# Europe Forum > Travelling & Living in Europe > Germany >  German Food is Delicious!

## Jovialis

I must recommend the fantastic restaurant called Ernst in Berlin. We ate there a few days ago, and it was exquisite. We had 33 dishes of a finely crafted tasting menu, with a wonderful wine pairing. It is not cheap, but if you are a foodie, I urge you to go to this restaurant. The entire cooking staff greets you, and treats you like gold. But not in a disingenuous way; they were extremely warm, and welcoming. This was the highlight of our trip, bar-none.

For street food, Currywurst makes for a good snack. I recommend the spicy sauce, with a beer.

There were many other places with names I cannot begin to pronounce, but I must say, Germans make good comfort food as well. Just ask your waiter for recommendations, and they will steer you in the right direction. Anything with Eel is amazing. Also, ask for Krabentoast.

----------


## bicicleur

I guess the tapas restaurant was not German, it was Spanish.
Germany used not to have a fine food culture, but that has changed gradually the last few decades, like in many countries in northern Europe.
You have to know where to go.

----------


## Jovialis

> I guess the tapas restaurant was not German, it was Spanish.
> Germany used not to have a fine food culture, but that has changed gradually the last few decades, like in many countries in northern Europe.
> You have to know where to go.


Some of it was fusion, but all the food, and recipes were local.
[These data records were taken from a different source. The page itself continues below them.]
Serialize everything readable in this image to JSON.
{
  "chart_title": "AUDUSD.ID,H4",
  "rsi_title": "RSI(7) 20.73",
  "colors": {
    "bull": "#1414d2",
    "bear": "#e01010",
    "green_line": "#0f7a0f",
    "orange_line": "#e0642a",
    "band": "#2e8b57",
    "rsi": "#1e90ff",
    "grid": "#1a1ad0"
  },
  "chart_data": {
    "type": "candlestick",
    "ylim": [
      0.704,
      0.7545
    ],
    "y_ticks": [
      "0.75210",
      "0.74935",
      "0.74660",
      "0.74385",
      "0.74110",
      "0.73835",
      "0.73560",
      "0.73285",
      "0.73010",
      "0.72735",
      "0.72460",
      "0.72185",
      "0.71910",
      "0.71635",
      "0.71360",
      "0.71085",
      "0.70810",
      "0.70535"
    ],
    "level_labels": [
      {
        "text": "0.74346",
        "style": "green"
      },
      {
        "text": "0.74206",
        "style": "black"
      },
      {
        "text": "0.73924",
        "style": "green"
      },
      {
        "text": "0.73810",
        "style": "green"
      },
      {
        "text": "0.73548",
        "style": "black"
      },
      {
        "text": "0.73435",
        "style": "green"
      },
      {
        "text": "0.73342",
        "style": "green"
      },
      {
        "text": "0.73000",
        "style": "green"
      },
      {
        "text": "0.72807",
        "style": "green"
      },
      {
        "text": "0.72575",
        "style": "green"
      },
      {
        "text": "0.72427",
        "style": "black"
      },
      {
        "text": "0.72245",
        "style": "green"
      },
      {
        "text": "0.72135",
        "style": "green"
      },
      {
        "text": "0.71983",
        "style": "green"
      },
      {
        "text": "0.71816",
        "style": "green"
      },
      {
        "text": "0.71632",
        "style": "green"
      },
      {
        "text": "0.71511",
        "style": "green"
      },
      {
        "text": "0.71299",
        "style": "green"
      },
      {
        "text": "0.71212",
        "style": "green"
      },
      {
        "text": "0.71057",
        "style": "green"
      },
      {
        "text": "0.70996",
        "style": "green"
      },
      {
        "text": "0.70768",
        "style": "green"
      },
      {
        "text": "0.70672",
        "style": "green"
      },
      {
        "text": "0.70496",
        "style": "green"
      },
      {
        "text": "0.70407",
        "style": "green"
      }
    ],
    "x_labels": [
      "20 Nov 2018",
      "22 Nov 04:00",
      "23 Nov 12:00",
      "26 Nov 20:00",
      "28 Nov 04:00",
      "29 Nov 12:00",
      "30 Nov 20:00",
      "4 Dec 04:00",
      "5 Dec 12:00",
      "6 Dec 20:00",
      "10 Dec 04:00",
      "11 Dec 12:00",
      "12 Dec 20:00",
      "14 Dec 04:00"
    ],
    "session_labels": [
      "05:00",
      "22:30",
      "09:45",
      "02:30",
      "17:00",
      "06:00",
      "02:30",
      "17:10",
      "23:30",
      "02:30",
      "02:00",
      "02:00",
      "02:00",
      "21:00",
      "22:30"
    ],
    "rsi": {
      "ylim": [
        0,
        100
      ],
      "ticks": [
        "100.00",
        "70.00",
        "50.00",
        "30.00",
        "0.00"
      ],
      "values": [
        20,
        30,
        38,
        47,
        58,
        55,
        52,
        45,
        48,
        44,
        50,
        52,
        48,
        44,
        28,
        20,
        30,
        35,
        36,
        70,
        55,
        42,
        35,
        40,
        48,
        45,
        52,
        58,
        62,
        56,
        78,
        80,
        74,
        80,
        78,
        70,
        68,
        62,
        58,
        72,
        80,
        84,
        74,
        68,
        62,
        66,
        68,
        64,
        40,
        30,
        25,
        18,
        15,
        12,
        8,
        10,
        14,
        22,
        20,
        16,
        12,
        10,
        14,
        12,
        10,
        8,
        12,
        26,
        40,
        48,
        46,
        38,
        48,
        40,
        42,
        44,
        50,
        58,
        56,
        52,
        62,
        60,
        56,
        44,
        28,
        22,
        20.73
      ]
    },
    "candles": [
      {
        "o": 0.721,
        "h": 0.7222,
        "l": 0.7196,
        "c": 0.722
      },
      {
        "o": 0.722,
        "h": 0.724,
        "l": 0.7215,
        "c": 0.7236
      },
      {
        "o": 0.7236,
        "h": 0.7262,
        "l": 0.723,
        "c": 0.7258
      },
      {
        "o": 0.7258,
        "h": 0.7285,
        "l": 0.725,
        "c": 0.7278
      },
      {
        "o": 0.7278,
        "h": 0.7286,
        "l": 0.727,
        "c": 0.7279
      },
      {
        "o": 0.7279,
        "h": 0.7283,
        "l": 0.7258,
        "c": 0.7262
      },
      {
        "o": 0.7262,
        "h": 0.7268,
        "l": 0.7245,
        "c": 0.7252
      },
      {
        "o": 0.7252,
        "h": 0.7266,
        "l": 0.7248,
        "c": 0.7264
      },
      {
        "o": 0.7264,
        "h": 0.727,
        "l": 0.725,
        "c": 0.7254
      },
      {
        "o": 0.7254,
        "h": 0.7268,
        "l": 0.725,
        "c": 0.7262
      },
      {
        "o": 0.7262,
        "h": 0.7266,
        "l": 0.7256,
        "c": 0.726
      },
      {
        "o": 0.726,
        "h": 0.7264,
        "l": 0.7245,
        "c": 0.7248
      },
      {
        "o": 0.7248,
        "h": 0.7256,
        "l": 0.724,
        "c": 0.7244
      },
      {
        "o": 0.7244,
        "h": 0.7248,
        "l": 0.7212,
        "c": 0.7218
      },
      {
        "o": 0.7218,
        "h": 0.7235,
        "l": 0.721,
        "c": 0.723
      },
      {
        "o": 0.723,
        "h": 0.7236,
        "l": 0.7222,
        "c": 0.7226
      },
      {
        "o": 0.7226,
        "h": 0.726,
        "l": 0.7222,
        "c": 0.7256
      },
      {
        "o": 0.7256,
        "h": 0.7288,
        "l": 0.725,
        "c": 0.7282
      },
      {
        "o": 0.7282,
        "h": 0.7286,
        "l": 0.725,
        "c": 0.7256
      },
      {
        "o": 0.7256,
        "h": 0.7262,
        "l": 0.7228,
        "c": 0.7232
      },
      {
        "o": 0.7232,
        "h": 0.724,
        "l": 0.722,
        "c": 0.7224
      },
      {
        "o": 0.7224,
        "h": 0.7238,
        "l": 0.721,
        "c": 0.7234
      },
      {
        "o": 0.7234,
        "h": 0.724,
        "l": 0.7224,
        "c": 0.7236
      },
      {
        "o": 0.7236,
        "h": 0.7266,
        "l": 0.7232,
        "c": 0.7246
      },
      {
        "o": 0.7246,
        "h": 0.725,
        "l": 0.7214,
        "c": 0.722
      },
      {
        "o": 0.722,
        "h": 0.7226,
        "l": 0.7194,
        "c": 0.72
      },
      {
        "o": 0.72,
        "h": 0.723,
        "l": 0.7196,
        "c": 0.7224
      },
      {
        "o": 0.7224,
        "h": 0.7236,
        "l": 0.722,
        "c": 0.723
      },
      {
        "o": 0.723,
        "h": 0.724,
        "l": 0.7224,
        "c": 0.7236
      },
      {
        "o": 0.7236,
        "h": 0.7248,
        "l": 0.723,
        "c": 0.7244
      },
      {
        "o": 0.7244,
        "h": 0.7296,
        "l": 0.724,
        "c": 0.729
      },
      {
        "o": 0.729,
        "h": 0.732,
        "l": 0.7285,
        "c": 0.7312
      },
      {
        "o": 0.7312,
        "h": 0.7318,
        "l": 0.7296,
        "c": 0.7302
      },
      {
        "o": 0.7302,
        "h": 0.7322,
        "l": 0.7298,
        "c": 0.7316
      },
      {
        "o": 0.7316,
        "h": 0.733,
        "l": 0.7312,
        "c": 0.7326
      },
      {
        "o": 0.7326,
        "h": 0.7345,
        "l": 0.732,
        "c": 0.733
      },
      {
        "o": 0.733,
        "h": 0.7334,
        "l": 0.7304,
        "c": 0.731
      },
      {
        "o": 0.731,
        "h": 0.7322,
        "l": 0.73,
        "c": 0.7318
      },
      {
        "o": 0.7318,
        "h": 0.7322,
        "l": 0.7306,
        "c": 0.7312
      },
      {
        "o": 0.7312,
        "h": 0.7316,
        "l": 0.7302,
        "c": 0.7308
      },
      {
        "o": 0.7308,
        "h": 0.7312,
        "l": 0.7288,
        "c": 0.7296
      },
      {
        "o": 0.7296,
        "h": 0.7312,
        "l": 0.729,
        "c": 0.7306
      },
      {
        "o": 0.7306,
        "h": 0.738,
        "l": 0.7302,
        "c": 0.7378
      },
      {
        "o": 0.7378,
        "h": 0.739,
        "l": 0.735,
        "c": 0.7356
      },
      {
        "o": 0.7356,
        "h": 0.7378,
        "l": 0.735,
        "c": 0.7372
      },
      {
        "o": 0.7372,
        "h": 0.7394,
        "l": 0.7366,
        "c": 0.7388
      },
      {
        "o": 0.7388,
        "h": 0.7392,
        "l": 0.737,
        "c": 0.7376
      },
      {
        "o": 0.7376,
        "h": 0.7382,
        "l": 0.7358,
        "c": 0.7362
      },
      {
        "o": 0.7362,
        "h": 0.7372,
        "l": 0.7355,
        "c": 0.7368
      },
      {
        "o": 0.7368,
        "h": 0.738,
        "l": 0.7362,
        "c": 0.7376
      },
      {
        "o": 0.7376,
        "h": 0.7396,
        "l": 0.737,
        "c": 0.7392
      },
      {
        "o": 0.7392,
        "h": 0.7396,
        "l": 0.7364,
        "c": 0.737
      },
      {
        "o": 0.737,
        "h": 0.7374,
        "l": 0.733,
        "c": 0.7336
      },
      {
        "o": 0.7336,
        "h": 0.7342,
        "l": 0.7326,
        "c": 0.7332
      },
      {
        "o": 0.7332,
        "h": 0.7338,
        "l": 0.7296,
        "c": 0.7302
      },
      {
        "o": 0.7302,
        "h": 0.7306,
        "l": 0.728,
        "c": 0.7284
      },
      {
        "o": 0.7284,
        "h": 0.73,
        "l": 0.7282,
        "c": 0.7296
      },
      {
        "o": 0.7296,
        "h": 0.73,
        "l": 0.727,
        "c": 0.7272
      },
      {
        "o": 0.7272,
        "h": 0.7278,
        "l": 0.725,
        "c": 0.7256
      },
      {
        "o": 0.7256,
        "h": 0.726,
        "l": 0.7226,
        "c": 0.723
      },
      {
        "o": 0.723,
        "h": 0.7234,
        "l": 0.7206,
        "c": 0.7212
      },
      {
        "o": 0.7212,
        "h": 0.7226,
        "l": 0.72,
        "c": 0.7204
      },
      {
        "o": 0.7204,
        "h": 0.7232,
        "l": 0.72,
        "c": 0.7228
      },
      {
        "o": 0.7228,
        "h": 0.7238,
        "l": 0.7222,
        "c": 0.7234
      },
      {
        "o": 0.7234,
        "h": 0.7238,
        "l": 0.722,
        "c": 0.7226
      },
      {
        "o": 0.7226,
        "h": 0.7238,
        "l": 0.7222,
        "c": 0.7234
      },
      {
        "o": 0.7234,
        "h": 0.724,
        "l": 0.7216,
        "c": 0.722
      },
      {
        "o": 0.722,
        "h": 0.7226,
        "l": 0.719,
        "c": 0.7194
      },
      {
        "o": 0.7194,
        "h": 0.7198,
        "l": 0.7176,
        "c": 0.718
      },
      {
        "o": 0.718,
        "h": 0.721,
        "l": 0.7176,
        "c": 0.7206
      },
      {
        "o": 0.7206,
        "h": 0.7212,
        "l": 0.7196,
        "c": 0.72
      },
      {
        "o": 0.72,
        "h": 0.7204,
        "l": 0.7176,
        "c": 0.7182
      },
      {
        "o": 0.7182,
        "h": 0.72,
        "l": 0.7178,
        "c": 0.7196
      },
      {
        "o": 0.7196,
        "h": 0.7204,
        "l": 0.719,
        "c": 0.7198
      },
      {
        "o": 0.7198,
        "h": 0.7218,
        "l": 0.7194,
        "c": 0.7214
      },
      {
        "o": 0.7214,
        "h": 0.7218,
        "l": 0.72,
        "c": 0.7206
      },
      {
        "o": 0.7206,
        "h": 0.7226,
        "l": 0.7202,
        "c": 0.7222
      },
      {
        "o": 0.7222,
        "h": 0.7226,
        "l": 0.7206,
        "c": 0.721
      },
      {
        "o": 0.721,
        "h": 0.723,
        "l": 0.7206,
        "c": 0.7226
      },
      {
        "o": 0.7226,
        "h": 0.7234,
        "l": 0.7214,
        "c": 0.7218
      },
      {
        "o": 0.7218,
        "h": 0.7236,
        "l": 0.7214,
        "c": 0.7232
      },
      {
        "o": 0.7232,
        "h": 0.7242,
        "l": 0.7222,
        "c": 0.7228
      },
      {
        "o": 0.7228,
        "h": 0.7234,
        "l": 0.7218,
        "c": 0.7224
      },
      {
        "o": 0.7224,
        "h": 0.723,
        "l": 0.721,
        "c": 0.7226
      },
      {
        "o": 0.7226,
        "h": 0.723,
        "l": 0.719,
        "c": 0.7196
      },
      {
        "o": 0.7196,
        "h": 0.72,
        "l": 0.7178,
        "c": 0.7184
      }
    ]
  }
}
Sorry, it was not tapas, I meant to say tasting menu.

----------


## Sofie Tveit

I have visited Germany last vinter. The most lovable memory I had from that visit was street food.

Superlicious

One thing I always search in between my travel is food, especially street food. Thats where you can find the heart of every country.

----------


## camilahenry

I'm planning to move to Germany in April 2021.

----------


## pxxlsisk

I remember when I was in Germany, I visited the Andechs Monastery, where they brewed the best beer I've ever tasted and also cooked very good meat.

----------